Un commento a caldo su questa esperienza?

«Assolutamente positivo. È andata molto bene, il pubblico è andato ad aumentare. Abbiamo piantato un seme che fa ben sperare per questo territorio: sulla Montagna pistoiese negli ultimi anni hanno chiuso i battenti tanti cinema e teatri, perciò il nostro ha voluto essere anche un messaggio di rinnovamento e un tentativo di mostrare che è possibile non far sparire questo tipo di opportunità. Non solo: per molti ospiti del Centro socio-sanitario, “In-canti sotto la luna” ha significato tornare a teatro dopo tanto tempo».

Cosa ha ispirato la programmazione proposta?

«I quattro titoli in cartellone sono accomunati dalla commistione di teatro e musica, alla quale mi avvicino sempre più. È una formula decisamente vincente, che piace al pubblico e che risulta godibile e adatta all’aperto. Ma un testo più variegato non necessariamente è minore rispetto a un Pirandello o a uno Shakespeare».

Sono caratteristiche anche del suo “Edith Piaf: tra storia e mito”, che ha chiuso la manifestazione.
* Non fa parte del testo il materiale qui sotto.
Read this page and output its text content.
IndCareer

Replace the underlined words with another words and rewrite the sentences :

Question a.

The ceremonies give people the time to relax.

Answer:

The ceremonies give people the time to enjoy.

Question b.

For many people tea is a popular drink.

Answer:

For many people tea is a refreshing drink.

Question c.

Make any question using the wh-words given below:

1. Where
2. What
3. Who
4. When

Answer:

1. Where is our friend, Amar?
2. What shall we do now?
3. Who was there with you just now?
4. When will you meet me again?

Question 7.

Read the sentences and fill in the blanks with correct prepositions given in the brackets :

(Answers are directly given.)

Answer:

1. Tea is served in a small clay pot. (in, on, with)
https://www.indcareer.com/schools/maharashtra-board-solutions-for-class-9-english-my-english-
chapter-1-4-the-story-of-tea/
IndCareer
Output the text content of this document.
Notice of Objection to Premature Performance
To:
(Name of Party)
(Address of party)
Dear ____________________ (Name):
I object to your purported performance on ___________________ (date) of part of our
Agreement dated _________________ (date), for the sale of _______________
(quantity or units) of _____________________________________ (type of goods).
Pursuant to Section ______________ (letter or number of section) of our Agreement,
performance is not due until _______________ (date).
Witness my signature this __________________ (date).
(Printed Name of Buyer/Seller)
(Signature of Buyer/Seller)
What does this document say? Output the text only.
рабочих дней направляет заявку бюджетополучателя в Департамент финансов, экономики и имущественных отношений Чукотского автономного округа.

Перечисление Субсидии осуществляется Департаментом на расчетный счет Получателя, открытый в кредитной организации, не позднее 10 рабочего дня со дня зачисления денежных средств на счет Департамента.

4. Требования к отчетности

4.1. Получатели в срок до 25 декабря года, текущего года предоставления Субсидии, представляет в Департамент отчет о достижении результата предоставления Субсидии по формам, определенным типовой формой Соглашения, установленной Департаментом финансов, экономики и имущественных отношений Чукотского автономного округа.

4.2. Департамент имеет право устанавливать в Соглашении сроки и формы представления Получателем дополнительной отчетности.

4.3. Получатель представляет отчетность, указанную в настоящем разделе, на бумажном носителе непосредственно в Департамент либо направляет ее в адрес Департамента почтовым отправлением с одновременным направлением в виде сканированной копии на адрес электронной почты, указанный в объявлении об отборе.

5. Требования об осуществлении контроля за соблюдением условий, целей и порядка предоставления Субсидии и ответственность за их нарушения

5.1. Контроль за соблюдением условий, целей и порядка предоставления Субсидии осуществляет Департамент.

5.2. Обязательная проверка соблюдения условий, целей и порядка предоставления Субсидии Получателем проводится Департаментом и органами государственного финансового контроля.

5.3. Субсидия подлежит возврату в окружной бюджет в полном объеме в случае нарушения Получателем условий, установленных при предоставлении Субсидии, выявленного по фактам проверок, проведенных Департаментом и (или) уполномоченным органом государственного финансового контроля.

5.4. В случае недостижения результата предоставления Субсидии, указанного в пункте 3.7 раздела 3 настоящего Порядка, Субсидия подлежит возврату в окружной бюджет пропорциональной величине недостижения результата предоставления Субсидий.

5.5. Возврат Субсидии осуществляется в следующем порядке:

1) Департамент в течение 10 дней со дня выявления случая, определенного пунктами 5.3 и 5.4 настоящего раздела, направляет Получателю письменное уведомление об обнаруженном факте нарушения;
Sta lavorando a progetti simili?

«Al momento sto portando in giro proprio “Edith Piaf” e “La vita accanto” (regia di Cristina Pezzoli, ndr), che a breve sarà a Quarrata e poi a Napoli. Ma in effetti sto preparando “Ti parlerò d’amor“, un tuffo nella musica italiana, melodica e non, dagli anni ’50 in poi, con il quale debutterò a novembre. Sono inoltre impegnata nella direzione artistica della rassegna “Muse“, della Fondazione Alta Toscana, e collaboro alla stagione del teatro Buonalaprima (Buggiano). Qui tengo corsi di teatro in aggiunta a quelli dell’associazione Progetto teatro di Pistoia».

Idee per la seconda edizione di “In-canti sotto la luna”?

«Sto prendendo i primi contatti per il cartellone del 2019. Proseguiremo con il mix tra poesia, musica e teatro, proponendo uno o due nomi di richiamo insieme ad altri meno celebri ma sempre di qualità».